Wednesday nights - Rav Benzion's Tanya shiur..........Please continue to daven for the good health of the Rebbe (Yechiel Michel ben Devorah Leah) and Rebbetzin (Feiga bas Sarah).

Thursday, January 26, 2012

Yahrtzeit: The Rebbe Reb Zisha of Anipoli (Shvat 2)

Anipoli, Ukraine. At the bottom-left is the ohel.
 What can I possibly say about the Rebbe Reb Zisha? The ways I see it, he was the Rebbe of all the Rebbes. Not in the Rebbishe sense, rather everyone loved and admired him, spoke in awe of him. His simplicity touched every tzadik and every common man. The stories told about him cover a wide range; he was a colorful personality to say the least. He would become deliriously enraptured with G-dliness as soon as the Magid began speaking and came back to himself the instant the Magid concluded speaking. He couldn't fathom thanking Hashem for something bad - there was nothing bad. He was convinced that his brother, the Rebbe Reb Melech, was greater than he, even though he was older and the one responsible for introducing Reb Melech to Chassidus in the first place.


In 2007, I went with some friends to Ukraine for a week. We were in many, many cities whose names are well-known because of their chassidishe history or because of the tzadikim interred there: Ivnitz, Berditchev, Polnoya, Sadigura, Mezhibuzh, Anitivka, Haditch, Hornosteipel, Chernobyl, Vilednink and many others. I was deeply moved to tears by quite a few of these places, but of them all, I had the most hisorerus in Anipoli by the kever of Reb Zisha. Why? No idea. But I am convinced that it has to do with the fact that he "belongs" to every individual.

I don't like for this blog to be personal, but I decided to post the above in order to illustrate the magic of the Reb Zisha which I feel was his gift to Klal Yisroel. One can connect intimately with Hashem in the simplest faith and act.
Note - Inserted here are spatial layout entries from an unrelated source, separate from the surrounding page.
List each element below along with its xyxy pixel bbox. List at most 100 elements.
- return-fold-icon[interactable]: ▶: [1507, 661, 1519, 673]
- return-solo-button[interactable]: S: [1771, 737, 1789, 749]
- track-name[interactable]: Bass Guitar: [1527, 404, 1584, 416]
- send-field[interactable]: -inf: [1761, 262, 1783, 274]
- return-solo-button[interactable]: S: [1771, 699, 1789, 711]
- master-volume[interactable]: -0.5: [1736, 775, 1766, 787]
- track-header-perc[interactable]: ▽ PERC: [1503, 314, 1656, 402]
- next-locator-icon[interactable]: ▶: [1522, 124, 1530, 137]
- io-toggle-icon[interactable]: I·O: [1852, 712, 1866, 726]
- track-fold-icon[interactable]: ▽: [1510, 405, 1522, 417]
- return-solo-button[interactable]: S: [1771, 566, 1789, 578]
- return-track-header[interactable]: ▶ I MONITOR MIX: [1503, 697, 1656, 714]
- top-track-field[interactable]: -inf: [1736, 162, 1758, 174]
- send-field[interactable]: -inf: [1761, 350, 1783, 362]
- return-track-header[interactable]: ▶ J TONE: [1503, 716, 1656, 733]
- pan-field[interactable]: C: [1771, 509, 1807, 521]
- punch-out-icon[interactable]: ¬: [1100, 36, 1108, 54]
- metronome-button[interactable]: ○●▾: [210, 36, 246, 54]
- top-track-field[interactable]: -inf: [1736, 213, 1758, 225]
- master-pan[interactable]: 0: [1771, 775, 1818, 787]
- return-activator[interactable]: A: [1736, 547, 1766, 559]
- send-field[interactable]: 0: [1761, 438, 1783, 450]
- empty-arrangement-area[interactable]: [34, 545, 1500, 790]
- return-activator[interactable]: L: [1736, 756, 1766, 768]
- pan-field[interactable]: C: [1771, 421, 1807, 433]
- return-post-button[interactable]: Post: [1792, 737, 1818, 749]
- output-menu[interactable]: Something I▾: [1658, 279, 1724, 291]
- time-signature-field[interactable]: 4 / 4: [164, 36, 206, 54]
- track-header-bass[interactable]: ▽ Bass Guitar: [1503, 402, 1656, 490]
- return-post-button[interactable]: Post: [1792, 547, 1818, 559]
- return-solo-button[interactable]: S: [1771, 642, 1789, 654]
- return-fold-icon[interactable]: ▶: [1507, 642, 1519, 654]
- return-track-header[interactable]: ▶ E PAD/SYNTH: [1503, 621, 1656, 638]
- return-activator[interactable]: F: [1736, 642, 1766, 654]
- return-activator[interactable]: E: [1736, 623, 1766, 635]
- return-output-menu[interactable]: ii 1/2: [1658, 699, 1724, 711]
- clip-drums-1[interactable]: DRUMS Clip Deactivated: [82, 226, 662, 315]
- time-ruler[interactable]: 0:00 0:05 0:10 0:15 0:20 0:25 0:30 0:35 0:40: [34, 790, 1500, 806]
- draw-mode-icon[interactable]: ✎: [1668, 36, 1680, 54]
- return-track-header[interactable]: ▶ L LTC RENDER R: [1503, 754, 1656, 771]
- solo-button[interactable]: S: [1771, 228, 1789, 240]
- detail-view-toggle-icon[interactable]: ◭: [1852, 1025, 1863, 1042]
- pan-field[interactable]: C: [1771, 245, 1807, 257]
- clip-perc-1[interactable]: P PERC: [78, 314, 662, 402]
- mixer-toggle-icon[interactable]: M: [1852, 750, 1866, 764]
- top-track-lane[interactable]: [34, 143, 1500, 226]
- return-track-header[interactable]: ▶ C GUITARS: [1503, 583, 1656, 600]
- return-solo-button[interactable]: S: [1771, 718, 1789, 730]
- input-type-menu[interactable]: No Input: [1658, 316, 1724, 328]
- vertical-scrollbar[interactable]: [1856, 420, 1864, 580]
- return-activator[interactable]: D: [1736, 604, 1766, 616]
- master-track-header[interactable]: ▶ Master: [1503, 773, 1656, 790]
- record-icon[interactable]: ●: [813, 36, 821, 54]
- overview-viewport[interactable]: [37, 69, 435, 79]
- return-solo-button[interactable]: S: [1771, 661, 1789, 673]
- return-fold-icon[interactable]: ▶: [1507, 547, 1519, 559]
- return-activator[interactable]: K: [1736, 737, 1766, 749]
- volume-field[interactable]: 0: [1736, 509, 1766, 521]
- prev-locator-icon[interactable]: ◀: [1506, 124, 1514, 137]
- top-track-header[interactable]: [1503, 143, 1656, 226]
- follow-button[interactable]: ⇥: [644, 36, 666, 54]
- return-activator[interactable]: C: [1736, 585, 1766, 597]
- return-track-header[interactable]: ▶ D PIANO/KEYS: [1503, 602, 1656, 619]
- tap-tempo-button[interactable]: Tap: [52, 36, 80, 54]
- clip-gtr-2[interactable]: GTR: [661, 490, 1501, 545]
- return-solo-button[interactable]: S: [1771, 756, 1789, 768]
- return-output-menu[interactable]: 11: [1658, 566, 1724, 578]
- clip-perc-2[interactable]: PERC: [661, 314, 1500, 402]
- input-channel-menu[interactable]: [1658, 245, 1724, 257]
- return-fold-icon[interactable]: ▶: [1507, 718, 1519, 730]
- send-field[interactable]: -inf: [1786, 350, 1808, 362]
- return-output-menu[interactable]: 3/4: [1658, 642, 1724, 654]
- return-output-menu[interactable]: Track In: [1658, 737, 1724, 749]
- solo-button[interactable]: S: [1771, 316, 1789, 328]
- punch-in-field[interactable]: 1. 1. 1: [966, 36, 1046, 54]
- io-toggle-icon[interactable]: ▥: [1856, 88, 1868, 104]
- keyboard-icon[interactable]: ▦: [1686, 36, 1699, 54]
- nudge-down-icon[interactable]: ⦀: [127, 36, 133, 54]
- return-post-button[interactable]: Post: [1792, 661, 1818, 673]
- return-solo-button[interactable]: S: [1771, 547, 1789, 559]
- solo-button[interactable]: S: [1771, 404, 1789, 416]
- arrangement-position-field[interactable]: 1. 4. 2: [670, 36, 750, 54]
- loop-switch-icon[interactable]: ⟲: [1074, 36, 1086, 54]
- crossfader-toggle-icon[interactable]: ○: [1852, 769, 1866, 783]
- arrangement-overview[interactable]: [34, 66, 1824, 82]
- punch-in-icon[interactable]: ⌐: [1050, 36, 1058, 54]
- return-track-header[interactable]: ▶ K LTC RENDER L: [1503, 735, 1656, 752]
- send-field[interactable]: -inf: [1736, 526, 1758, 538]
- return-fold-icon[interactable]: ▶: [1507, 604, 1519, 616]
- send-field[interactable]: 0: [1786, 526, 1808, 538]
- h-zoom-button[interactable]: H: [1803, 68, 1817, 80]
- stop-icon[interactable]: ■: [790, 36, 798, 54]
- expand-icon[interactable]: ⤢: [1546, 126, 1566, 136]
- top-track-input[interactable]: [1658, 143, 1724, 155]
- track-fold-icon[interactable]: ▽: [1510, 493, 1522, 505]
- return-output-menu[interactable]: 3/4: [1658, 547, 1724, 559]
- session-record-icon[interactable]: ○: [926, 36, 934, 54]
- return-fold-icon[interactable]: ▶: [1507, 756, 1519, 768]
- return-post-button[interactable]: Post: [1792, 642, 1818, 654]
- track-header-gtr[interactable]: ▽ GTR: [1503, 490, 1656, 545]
The matzeiva, which is the same as it the original one, reads (loose translation): "Holy one of Hashem, our master, teacher and rebbe, the well-known Rav and Chasid, head of all the children of the Diaspora. He served Hashem from love and rejoiced [even] in suffering. He guided many to return from their sins."


As the famous Maor Einayim says, learning Torah from a tzadik is like being by the kever. So, here is an idea from Reb Zisha, as heard from the Baal Hatanya by the Rebbe Reb Yaakov Yisroel of Cherkass, written down by the Yismach Yisroel of Alexander, brought to my attention by, yblcht"a, Rabbi Benzion Twerksi, shlit"a.


"...the term 'hakarah' (lit. recognizing) is the matter of total self-negation in essence from the glory of the Infinite Light of Hashem. For through awareness and consciousness of the loftiness of Hashem, one becomes naught in the utmost sense of the term. This is like what the Rebbe Reb Yaakov Yisroel z"l said, that when he stood behind the Baal Hatanya's chair on Erev Yom Kippur, he heard the Baal Hatanya say that when the Rebbe Reb Zisha would raise his eyes heavenward on Erev Yom Kippur, he would be seized by fierce dysentery and bleeding, due to the severity of his fear of Heaven..."

Interestingly, the Cherkasser told over something else about Reb Zisha's yiras shomayim: "Reb Zisha davened to Hashem that he attain the fear of a malach (angel). Then, he asked for the fear of a saraph (a higher angel). Both of these levels were given to him. Reb Zisha then prayed that he fear Hashem so much, to the point where he would have no fear."

The recently painted and renovated ohel. In the background is the newly built Hachnosas Orchim facility.
Zechuso yagein aleinu v'al kol Yisroel!